Production flow is a straight shot from receiving to cook kitchen, depositing and enrobing through cooling, product staging, packaging and warehousing. Peripheral hallways allow supplies to directly go where they are needed without disrupting production. Other pre-process and control rooms are also located on the perimeter of the 128,000 sq.-ft. production and packaging hall.
Attention to detail, small batch sizes, manually intense labor and vertical integration are recurring traits in Russell Stover plants. "Sugar, for example, is transported via screw conveyor versus pneumatics to preserve crystal integrity, which significantly affects our product's mouthfeel, texture and overall quality," says Leach.
Additionally, the plant reprocesses all incoming nutmeats. Pallet loads are visually and organoleptically inspected, then fumigated in one of two on-site chambers. "We feel this extra measure is critical to our quality even though incoming nuts claim to be pretreated and screened," notes Leach.
Russell Stover is still the only major candy company hand-dipping its chocolate-covered cherries. "We visually inspect cherries for pits on a light table then dip them in cordial," continues Leach. "They are metal detected before and after dipping, then quickly transported to an adjacent room where they are hand-dipped in milk or dark chocolate."
The 40,000 sq.-ft. cook kitchen is broken down into work cells and batch sizes are limited to 150 lb. "This allows better control, reduces quality risks and it is more practical," explains Leach. "Our assortment boxes contain up to 29 different types of chocolates and each has to be made and staged before we can start packaging."
In a true blend of old versus new, packaging processes range from long lines of hand-packing manual workers, to a state-of-the-art, 29-station robotic pick-and-place system from a Swiss company called Sapal. "Each station on the Sapal places one type of candy based on a pre-set assortment configuration," notes Calovich. The Sapal is geared for 60 cycles per minute and changeovers are as quick as changing molds and box lanes.

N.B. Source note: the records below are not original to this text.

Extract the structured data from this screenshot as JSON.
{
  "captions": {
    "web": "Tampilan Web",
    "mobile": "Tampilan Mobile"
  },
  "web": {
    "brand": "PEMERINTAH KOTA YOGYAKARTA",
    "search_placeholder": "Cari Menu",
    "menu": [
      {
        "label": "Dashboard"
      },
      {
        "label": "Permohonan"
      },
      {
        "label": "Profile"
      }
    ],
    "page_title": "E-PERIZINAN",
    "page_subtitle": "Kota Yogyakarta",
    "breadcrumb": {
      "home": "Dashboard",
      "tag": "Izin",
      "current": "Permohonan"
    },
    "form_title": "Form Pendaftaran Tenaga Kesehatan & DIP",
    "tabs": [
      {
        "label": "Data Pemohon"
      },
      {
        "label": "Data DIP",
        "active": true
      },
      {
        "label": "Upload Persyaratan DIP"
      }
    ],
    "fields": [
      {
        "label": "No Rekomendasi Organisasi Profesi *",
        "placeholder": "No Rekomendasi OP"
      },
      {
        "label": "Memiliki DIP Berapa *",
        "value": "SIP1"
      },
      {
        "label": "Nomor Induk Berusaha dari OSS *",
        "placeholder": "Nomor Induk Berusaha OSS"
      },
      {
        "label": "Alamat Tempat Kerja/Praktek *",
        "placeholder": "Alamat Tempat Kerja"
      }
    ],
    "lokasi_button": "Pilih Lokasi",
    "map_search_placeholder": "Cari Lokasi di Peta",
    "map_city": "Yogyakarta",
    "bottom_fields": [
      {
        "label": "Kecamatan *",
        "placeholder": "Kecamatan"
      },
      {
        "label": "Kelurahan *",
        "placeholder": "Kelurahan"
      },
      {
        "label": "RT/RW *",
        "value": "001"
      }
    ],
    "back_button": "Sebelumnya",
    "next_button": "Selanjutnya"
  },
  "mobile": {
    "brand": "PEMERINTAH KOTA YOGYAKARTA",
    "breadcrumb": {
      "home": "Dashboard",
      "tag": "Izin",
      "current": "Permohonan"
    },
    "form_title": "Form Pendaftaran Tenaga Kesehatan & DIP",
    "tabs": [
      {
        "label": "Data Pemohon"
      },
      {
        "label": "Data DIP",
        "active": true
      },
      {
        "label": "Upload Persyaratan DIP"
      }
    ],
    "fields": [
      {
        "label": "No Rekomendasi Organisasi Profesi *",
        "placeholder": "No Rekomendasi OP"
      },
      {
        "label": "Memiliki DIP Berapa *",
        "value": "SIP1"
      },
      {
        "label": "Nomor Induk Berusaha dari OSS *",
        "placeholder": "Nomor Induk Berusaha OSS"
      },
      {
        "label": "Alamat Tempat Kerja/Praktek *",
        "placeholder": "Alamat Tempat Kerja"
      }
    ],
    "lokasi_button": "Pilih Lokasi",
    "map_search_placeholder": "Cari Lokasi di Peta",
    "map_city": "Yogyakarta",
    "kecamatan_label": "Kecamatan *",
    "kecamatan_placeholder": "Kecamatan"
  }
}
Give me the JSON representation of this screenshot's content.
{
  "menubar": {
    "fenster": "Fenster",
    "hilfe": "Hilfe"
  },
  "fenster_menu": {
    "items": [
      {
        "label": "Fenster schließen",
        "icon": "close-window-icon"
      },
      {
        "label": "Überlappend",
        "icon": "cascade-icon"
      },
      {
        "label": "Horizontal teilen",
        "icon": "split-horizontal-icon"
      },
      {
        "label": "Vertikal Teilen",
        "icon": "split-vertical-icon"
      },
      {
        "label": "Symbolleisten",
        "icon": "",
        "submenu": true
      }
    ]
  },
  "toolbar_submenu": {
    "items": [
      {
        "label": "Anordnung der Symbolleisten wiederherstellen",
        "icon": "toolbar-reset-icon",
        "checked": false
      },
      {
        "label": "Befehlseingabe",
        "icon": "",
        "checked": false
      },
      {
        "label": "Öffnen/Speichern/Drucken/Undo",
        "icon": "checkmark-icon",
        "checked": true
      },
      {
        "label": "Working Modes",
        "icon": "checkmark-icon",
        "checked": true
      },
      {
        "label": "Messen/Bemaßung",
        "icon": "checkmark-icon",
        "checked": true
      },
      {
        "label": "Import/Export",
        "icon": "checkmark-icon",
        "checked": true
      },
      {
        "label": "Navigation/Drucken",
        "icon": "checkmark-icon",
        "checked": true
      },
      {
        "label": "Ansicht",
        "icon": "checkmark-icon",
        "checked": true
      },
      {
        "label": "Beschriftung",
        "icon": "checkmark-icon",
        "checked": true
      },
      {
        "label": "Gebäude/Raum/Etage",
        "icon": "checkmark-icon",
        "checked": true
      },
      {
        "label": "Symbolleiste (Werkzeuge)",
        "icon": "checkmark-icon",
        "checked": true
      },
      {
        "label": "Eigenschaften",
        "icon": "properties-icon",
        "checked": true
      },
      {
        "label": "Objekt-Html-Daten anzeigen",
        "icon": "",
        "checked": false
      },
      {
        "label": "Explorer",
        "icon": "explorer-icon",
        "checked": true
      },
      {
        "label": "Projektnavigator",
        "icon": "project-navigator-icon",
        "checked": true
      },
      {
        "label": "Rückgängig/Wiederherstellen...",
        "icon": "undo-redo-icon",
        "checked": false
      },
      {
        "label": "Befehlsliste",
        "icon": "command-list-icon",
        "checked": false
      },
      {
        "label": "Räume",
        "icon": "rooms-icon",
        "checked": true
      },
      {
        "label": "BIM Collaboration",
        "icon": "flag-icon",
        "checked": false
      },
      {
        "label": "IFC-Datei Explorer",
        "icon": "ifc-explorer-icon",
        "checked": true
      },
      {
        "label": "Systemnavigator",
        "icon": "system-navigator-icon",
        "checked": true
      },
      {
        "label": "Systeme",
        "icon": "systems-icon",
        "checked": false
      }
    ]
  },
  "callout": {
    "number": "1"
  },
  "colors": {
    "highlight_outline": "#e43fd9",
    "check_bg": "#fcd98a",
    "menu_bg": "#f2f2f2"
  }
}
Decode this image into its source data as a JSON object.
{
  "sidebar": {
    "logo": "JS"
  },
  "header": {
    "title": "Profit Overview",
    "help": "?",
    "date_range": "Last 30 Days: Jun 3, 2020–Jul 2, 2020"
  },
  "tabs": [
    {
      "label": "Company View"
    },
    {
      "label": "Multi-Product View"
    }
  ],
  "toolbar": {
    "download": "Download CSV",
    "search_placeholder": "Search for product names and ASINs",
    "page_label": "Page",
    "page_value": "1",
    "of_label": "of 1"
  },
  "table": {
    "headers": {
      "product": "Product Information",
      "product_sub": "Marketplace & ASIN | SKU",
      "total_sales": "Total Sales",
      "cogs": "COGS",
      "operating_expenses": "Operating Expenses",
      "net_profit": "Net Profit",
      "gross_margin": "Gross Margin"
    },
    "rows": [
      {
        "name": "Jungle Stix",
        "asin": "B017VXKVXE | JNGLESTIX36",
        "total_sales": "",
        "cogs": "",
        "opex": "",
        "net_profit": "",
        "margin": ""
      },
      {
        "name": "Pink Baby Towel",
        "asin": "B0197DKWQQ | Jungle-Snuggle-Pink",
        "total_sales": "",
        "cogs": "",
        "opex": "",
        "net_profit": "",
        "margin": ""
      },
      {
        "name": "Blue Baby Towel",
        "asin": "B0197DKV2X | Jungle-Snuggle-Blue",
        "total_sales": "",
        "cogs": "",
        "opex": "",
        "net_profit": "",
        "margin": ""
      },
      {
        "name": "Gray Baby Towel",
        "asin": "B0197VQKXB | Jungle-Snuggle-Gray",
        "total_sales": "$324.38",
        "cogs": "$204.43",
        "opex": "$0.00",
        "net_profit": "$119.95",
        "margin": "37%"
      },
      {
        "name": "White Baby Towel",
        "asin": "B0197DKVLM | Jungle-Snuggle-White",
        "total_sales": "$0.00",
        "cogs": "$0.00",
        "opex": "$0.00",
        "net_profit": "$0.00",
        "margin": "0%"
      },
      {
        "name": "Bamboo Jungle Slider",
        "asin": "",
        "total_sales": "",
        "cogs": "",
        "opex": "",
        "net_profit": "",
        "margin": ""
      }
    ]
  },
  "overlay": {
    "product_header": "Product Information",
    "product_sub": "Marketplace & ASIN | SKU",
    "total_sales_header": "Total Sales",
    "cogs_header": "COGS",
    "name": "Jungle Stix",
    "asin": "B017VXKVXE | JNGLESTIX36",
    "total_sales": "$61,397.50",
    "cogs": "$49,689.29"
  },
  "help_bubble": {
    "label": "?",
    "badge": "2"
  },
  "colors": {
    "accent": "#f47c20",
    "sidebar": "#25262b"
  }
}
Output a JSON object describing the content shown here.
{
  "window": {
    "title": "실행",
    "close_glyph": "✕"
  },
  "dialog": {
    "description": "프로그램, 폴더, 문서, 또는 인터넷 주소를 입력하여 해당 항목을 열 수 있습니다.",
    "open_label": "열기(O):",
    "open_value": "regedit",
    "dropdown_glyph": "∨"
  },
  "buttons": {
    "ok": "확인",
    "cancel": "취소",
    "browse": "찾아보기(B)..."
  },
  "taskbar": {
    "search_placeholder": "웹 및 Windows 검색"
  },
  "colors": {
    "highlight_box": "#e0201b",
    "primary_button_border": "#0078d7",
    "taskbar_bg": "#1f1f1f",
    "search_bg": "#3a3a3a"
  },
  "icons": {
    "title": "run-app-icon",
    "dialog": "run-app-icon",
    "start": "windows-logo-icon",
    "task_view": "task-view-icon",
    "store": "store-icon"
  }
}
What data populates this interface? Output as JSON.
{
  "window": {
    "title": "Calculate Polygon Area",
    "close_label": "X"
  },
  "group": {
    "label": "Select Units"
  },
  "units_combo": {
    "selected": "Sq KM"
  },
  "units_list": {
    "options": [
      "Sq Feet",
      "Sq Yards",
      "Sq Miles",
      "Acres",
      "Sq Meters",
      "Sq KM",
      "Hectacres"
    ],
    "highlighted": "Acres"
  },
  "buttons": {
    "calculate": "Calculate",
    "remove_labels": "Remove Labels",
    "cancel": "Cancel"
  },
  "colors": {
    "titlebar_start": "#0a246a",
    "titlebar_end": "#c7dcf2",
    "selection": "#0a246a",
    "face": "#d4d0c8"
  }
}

The plant has gotten off on solid footing...literally. "Extensive soil analysis proved a crucial component to this job," notes Calovich. "Contrary to our other facilities, this plant is built on piers versus spread footings. Soil expansion of up to four inches due to changing weather conditions necessitated plasticizing the soil with lime then drilling and pouring hundreds of piers all the way down to bed rock."
Some plant suppliers include: The Austin Co. (Cleveland, OH), Adept Technology (San Jose, CA), Ameripak (Ivyland, PA), Baan (Santa Clara, CA), Groen Kettles (Elk Grove Village, IL), Hobart Mixers (Troy, OH), Ishida-Heat and Control (Hayward, CA), Kl¿ckner-Hansel Kettles (Sarasota, FL), Lantech (Louisville, KY), Mueller Kettles (Springfield, MO), Niagara Blower Co. (Buffalo, NY), Safeline (Tampa, FL), Shanklin (Ayer, MA).